Pasukan Prancis melakukan intervensi dalam beberapa tahun terakhir melawan ekstremis di Mali dan Suriah, keduanya bekas kepemilikan Prancis. Ribuan tentara Prancis kini ditempatkan di bekas koloni di wilayah Sahel Afrika dengan misi yang sama. Kehadiran militer Prancis memicu seruan online rutin dari ISIS, Alqaidah, dan ekstremis lainnya untuk pembalasan di tanah Prancis, dengan harapan memaksa Prancis menarik pasukannya.
Sekularisme
Sebagian besar kemarahan saat ini berasal dari publikasi ulang mingguan koran satir Prancis Charlie Hebdo baru-baru ini tentang karikatur yang menggambarkan Nabi Muhammad. Gambar kartun itu menyinggung banyak Muslim, yang melihat mereka sebagai penistaan. Tapi kartun tersebut awalnya diterbitkan di Denmark pada 2005. Gambar serupa telah diterbitkan di negara lain yang menjunjung tinggi kebebasan berekspresi.

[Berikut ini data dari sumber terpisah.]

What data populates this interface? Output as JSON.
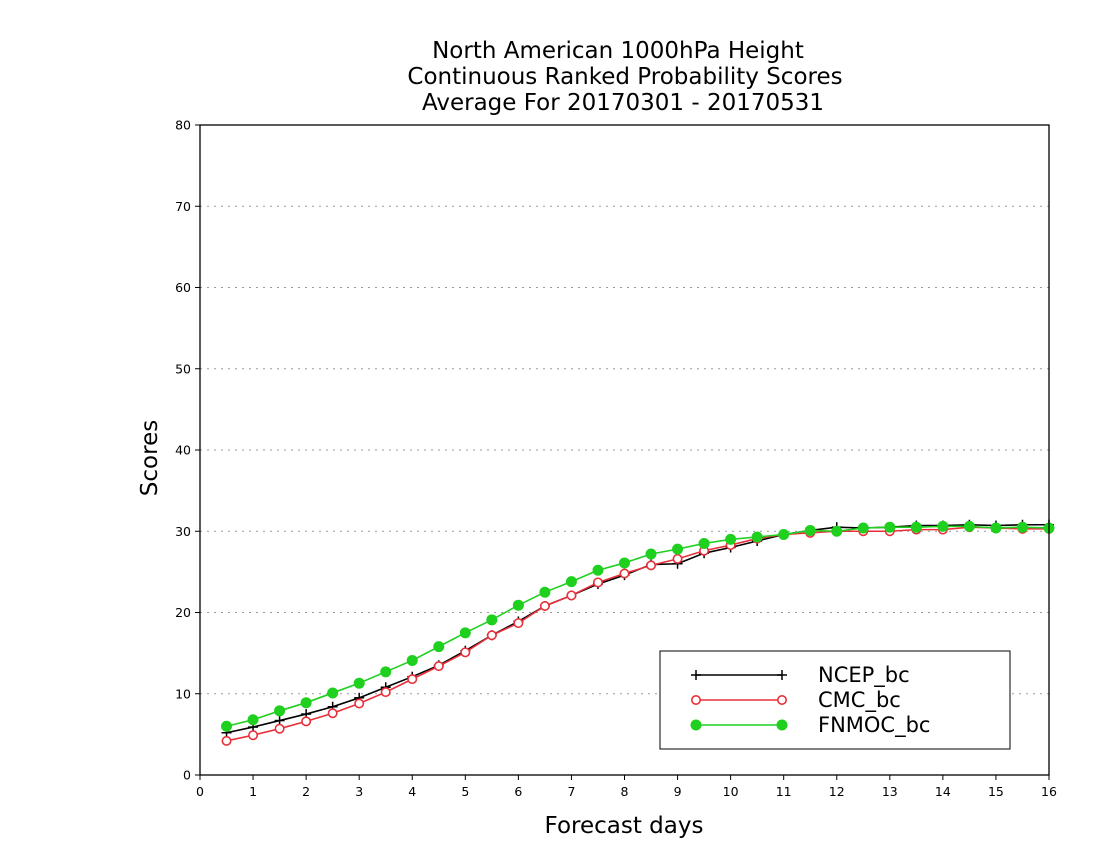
{
  "chart_data": {
    "type": "line",
    "title_lines": [
      "North American 1000hPa Height",
      "Continuous Ranked Probability Scores",
      "Average For 20170301 - 20170531"
    ],
    "xlabel": "Forecast days",
    "ylabel": "Scores",
    "xlim": [
      0,
      16
    ],
    "ylim": [
      0,
      80
    ],
    "xticks": [
      0,
      1,
      2,
      3,
      4,
      5,
      6,
      7,
      8,
      9,
      10,
      11,
      12,
      13,
      14,
      15,
      16
    ],
    "yticks": [
      0,
      10,
      20,
      30,
      40,
      50,
      60,
      70,
      80
    ],
    "grid": "horizontal dotted",
    "legend_position": "bottom-right",
    "x": [
      0.5,
      1,
      1.5,
      2,
      2.5,
      3,
      3.5,
      4,
      4.5,
      5,
      5.5,
      6,
      6.5,
      7,
      7.5,
      8,
      8.5,
      9,
      9.5,
      10,
      10.5,
      11,
      11.5,
      12,
      12.5,
      13,
      13.5,
      14,
      14.5,
      15,
      15.5,
      16
    ],
    "series": [
      {
        "name": "NCEP_bc",
        "color": "#000000",
        "marker": "plus",
        "values": [
          5.2,
          5.9,
          6.7,
          7.5,
          8.4,
          9.5,
          10.8,
          12.1,
          13.5,
          15.3,
          17.2,
          18.9,
          20.8,
          22.1,
          23.5,
          24.6,
          25.9,
          26.0,
          27.3,
          28.0,
          28.8,
          29.6,
          30.1,
          30.5,
          30.4,
          30.5,
          30.7,
          30.7,
          30.8,
          30.7,
          30.8,
          30.8
        ]
      },
      {
        "name": "CMC_bc",
        "color": "#e8303a",
        "marker": "open-circle",
        "values": [
          4.2,
          4.9,
          5.7,
          6.6,
          7.6,
          8.8,
          10.2,
          11.8,
          13.4,
          15.1,
          17.2,
          18.7,
          20.8,
          22.1,
          23.7,
          24.8,
          25.8,
          26.6,
          27.6,
          28.3,
          29.1,
          29.6,
          29.8,
          30.0,
          30.0,
          30.0,
          30.2,
          30.2,
          30.5,
          30.4,
          30.3,
          30.3
        ]
      },
      {
        "name": "FNMOC_bc",
        "color": "#1fd01f",
        "marker": "filled-circle",
        "values": [
          6.0,
          6.8,
          7.9,
          8.9,
          10.1,
          11.3,
          12.7,
          14.1,
          15.8,
          17.5,
          19.1,
          20.9,
          22.5,
          23.8,
          25.2,
          26.1,
          27.2,
          27.8,
          28.5,
          29.0,
          29.3,
          29.6,
          30.1,
          30.0,
          30.4,
          30.5,
          30.5,
          30.6,
          30.6,
          30.4,
          30.5,
          30.4
        ]
      }
    ]
  }
}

Para pejabat Prancis sering mengatakan negara mereka menjadi sasaran karena reputasinya sebagai tempat lahir hak asasi manusia dan benteng demokrasi global, yang paling membedakan Prancis adalah keterikatannya yang tidak biasa pada sekularisme. Konsep sekularisme Prancis sering disalahpahami tertulis dalam konstitusi negara. Ia lahir dalam undang-undang 1905 yang memisahkan gereja dan negara yang dimaksudkan untuk memungkinkan hidup berdampingan secara damai dari semua agama di bawah negara netral.
Seabad kemudian, jajak pendapat menunjukkan Prancis adalah salah satu negara paling tidak religius di dunia, dengan minoritas menghadiri kebaktian secara teratur. Sekularisme secara luas didukung oleh mereka yang berada di kiri dan kanan.

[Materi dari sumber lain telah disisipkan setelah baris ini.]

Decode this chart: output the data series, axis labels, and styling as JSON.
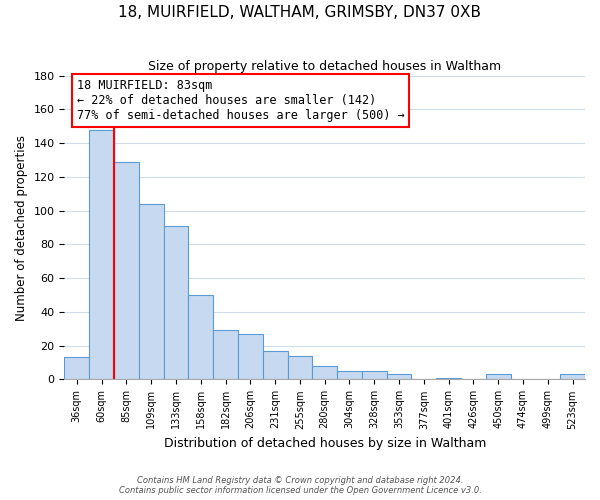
{
  "title": "18, MUIRFIELD, WALTHAM, GRIMSBY, DN37 0XB",
  "subtitle": "Size of property relative to detached houses in Waltham",
  "xlabel": "Distribution of detached houses by size in Waltham",
  "ylabel": "Number of detached properties",
  "bar_labels": [
    "36sqm",
    "60sqm",
    "85sqm",
    "109sqm",
    "133sqm",
    "158sqm",
    "182sqm",
    "206sqm",
    "231sqm",
    "255sqm",
    "280sqm",
    "304sqm",
    "328sqm",
    "353sqm",
    "377sqm",
    "401sqm",
    "426sqm",
    "450sqm",
    "474sqm",
    "499sqm",
    "523sqm"
  ],
  "bar_values": [
    13,
    148,
    129,
    104,
    91,
    50,
    29,
    27,
    17,
    14,
    8,
    5,
    5,
    3,
    0,
    1,
    0,
    3,
    0,
    0,
    3
  ],
  "bar_color": "#c6d9f0",
  "bar_edge_color": "#5b9bd5",
  "highlight_bar_index": 1,
  "highlight_color": "#ff0000",
  "ylim": [
    0,
    180
  ],
  "yticks": [
    0,
    20,
    40,
    60,
    80,
    100,
    120,
    140,
    160,
    180
  ],
  "annotation_title": "18 MUIRFIELD: 83sqm",
  "annotation_line1": "← 22% of detached houses are smaller (142)",
  "annotation_line2": "77% of semi-detached houses are larger (500) →",
  "annotation_box_color": "#ffffff",
  "annotation_box_edge": "#ff0000",
  "footer_line1": "Contains HM Land Registry data © Crown copyright and database right 2024.",
  "footer_line2": "Contains public sector information licensed under the Open Government Licence v3.0.",
  "bg_color": "#ffffff",
  "grid_color": "#d0dce8"
}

Ketika jumlah Muslim di Prancis bertambah, negara memberlakukan aturan sekuler pada praktik mereka. Larangan jilbab Muslim tahun 2004 dan simbol-simbol keagamaan mencolok lainnya di sekolah tetap memecah belah, jika tidak mengejutkan banyak orang di luar Prancis. Undang-undang tahun 2011 yang melarang cadar membuat umat Islam kembali merasa terstigmatisasi.